In past articles I’ve written for Food Quality, I described in detail how intervention biocides can affect food safety from harvest through production.1-2
Intervention strategies have been on a rapid development track during the past decade, with a number of companies not only adopting the strategies in their processing plants but, in many cases, making them integral components of their hazard analysis and critical control points (HACCP) plans.
In my article “Be Ready to Beat Listeria (Food Quality April/May 2008),” I reviewed the U.S. Department of Agriculture Food Safety and Inspection Service’s (USDA FSIS) ready-to-eat (RTE) verification testing program alternatives.2-3 Intervention systems are a critical component in the decision-making process, especially utilizing alternatives one and two for an RTE FSIS operation. My objective is to highlight modalities that have become standard practice in USDA food safety programs (see Table 1).

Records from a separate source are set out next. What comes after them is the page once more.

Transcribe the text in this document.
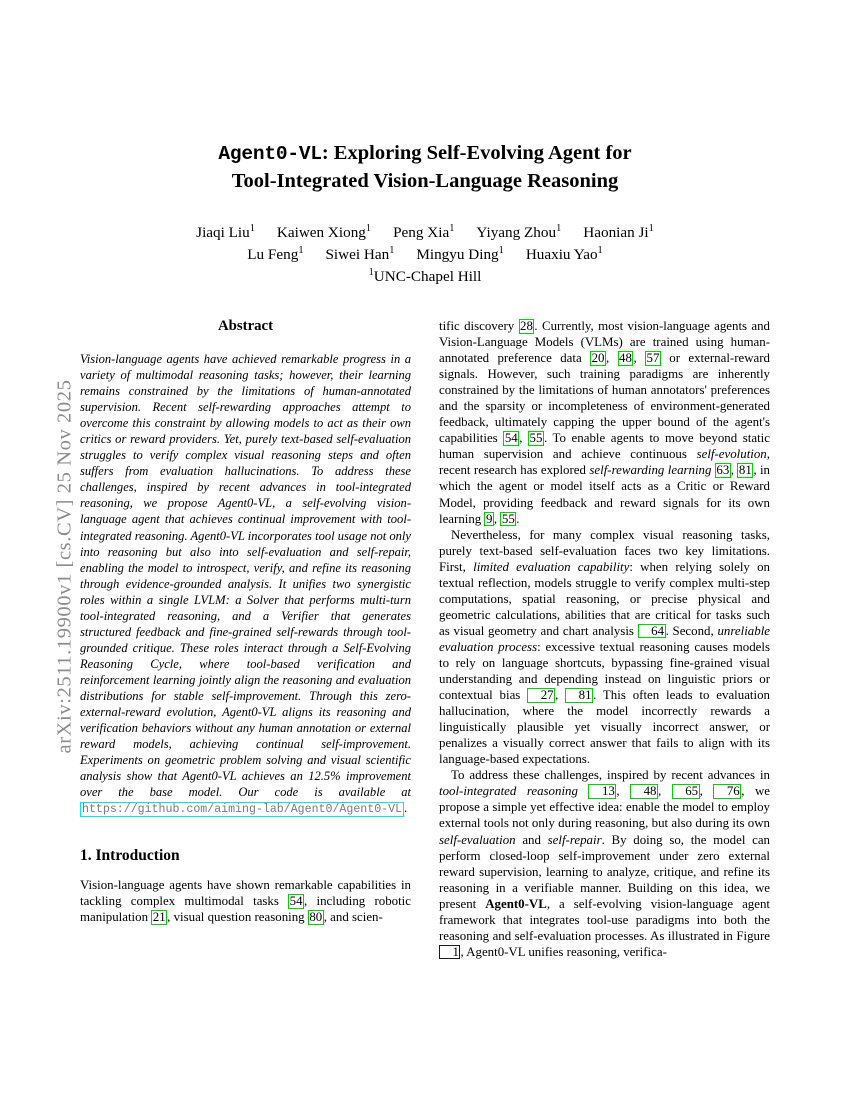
arXiv:2511.19900v1 [cs.CV] 25 Nov 2025
Agent0-VL: Exploring Self-Evolving Agent for
Tool-Integrated Vision-Language Reasoning
Jiaqi Liu$^1$ Kaiwen Xiong$^1$ Peng Xia$^1$ Yiyang Zhou$^1$ Haonian Ji$^1$
Lu Feng$^1$ Siwei Han$^1$ Mingyu Ding$^1$ Huaxiu Yao$^1$
$^1$UNC-Chapel Hill
Abstract

Vision-language agents have achieved remarkable progress in a variety of multimodal reasoning tasks; however, their learning remains constrained by the limitations of human-annotated supervision. Recent self-rewarding approaches attempt to overcome this constraint by allowing models to act as their own critics or reward providers. Yet, purely text-based self-evaluation struggles to verify complex visual reasoning steps and often suffers from evaluation hallucinations. To address these challenges, inspired by recent advances in tool-integrated reasoning, we propose Agent0-VL, a self-evolving vision-language agent that achieves continual improvement with tool-integrated reasoning. Agent0-VL incorporates tool usage not only into reasoning but also into self-evaluation and self-repair, enabling the model to introspect, verify, and refine its reasoning through evidence-grounded analysis. It unifies two synergistic roles within a single LVLM: a Solver that performs multi-turn tool-integrated reasoning, and a Verifier that generates structured feedback and fine-grained self-rewards through tool-grounded critique. These roles interact through a Self-Evolving Reasoning Cycle, where tool-based verification and reinforcement learning jointly align the reasoning and evaluation distributions for stable self-improvement. Through this zero-external-reward evolution, Agent0-VL aligns its reasoning and verification behaviors without any human annotation or external reward models, achieving continual self-improvement. Experiments on geometric problem solving and visual scientific analysis show that Agent0-VL achieves an 12.5% improvement over the base model. Our code is available at https://github.com/aiming-lab/Agent0/Agent0-VL .

1. Introduction

Vision-language agents have shown remarkable capabilities in tackling complex multimodal tasks 54 , including robotic manipulation 21 , visual question reasoning 80 , and scien-

tific discovery 28 . Currently, most vision-language agents and Vision-Language Models (VLMs) are trained using human-annotated preference data 20 , 48 , 57 or external-reward signals. However, such training paradigms are inherently constrained by the limitations of human annotators' preferences and the sparsity or incompleteness of environment-generated feedback, ultimately capping the upper bound of the agent's capabilities 54 , 55 . To enable agents to move beyond static human supervision and achieve continuous self-evolution, recent research has explored self-rewarding learning 63 , 81 , in which the agent or model itself acts as a Critic or Reward Model, providing feedback and reward signals for its own learning 9 , 55 .

Nevertheless, for many complex visual reasoning tasks, purely text-based self-evaluation faces two key limitations. First, limited evaluation capability: when relying solely on textual reflection, models struggle to verify complex multi-step computations, spatial reasoning, or precise physical and geometric calculations, abilities that are critical for tasks such as visual geometry and chart analysis 64 . Second, unreliable evaluation process: excessive textual reasoning causes models to rely on language shortcuts, bypassing fine-grained visual understanding and depending instead on linguistic priors or contextual bias 27 , 81 . This often leads to evaluation hallucination, where the model incorrectly rewards a linguistically plausible yet visually incorrect answer, or penalizes a visually correct answer that fails to align with its language-based expectations.

To address these challenges, inspired by recent advances in tool-integrated reasoning 13 , 48 , 65 , 76 , we propose a simple yet effective idea: enable the model to employ external tools not only during reasoning, but also during its own self-evaluation and self-repair. By doing so, the model can perform closed-loop self-improvement under zero external reward supervision, learning to analyze, critique, and refine its reasoning in a verifiable manner. Building on this idea, we present Agent0-VL, a self-evolving vision-language agent framework that integrates tool-use paradigms into both the reasoning and self-evaluation processes. As illustrated in Figure1 , Agent0-VL unifies reasoning, verifica-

The key regulatory document to review for many of the USDA FSIS applications for meat and poultry products is FSIS Directive 7120.1 Rev 7, which has the most comprehensive table of safe and suitable ingredients for intervention chemistries that are utilized as acidifiers—some of which overlap into the more important antimicrobial intervention chemistries.3
I have used PAA and acidified sodium chlorite solution as case study examples because I have worked closely with both as approved intervention chemistries for meat and poultry products. These two biocides provide solid efficacy, processing flexibility, and low environmental impact.
The past 10 years has seen an explosion of approvals using either basic organic acids such as acetic, citric, lactic, and a number of permutations of these blended with each other and with various fatty acids, or peracetic acid, also known as peroxyacetic acid (PAA). The latest trend has been to create the kind of synergistic biocidal activity used in FreshRinse, a wash created and patented by Chiquita for use on its Fresh Express produce.
Others include organic acid-salts-citrus extract blends and lauric aringinate (laurimide arginine ethyl ester, or LAE). Lytic phage and bacterial also have emerged as viable modalities. Bacteriophage cocktails have been developed by companies like Intralytix Corp., providing a truly microbial control approach for Listeria monocytogenes (LM) and E. coli 0157:H7 pathogen control, specifically in meat and poultry products. The phage blend is in 21 CFR 172.785, and the recently published FCN 1018 (all food contact notifications [FCNs] can be accessed via the U.S. Food and Drug Administration (FDA) website www.accessdata.fda.gov/scripts/fcn–fcnNavigation.cfm?rpt=fcsListing).
Bacterial suspensions such as Carnobacterium maltaromaticum strain CB1 and Lactobacillus-Pediococcus blends are also used for pathogen control.
Biocides as Interventions
A number of biocides have been approved either in CFR, as an FCN, or both for direct application on meat and poultry products that are raw, comminuted, or cooked. Calcium and sodium hypochlorite, cetylpyridinium chloride, and chlorine gas all have CFR approval. Several specific biocides are worthy of note.
I have used PAA and acidified sodium chlorite solution (ACS) as case study examples because I have worked closely with both biocides as approved intervention chemistries for meat and poultry products. Based upon my application experiences, these two biocides as intervention chemistries provide solid efficacy, processing flexibility, and low environmental impact.
Electrolytically generated hypochlorous acid: Known as EO water, it’s an equipment-generating approach to create the biocidally effective hypochlorous acid without using chlorine gas cylinders. It can be utilized for red meat and poultry carcasses, processing waters, and poultry chiller waters (red chiller and makeup), as well as for bird reprocessing. The approved concentration ranges vary from 5 ppm for processing water to 20 ppm for bird reprocessing and 50 ppm for carcass sprays and poultry chiller waters.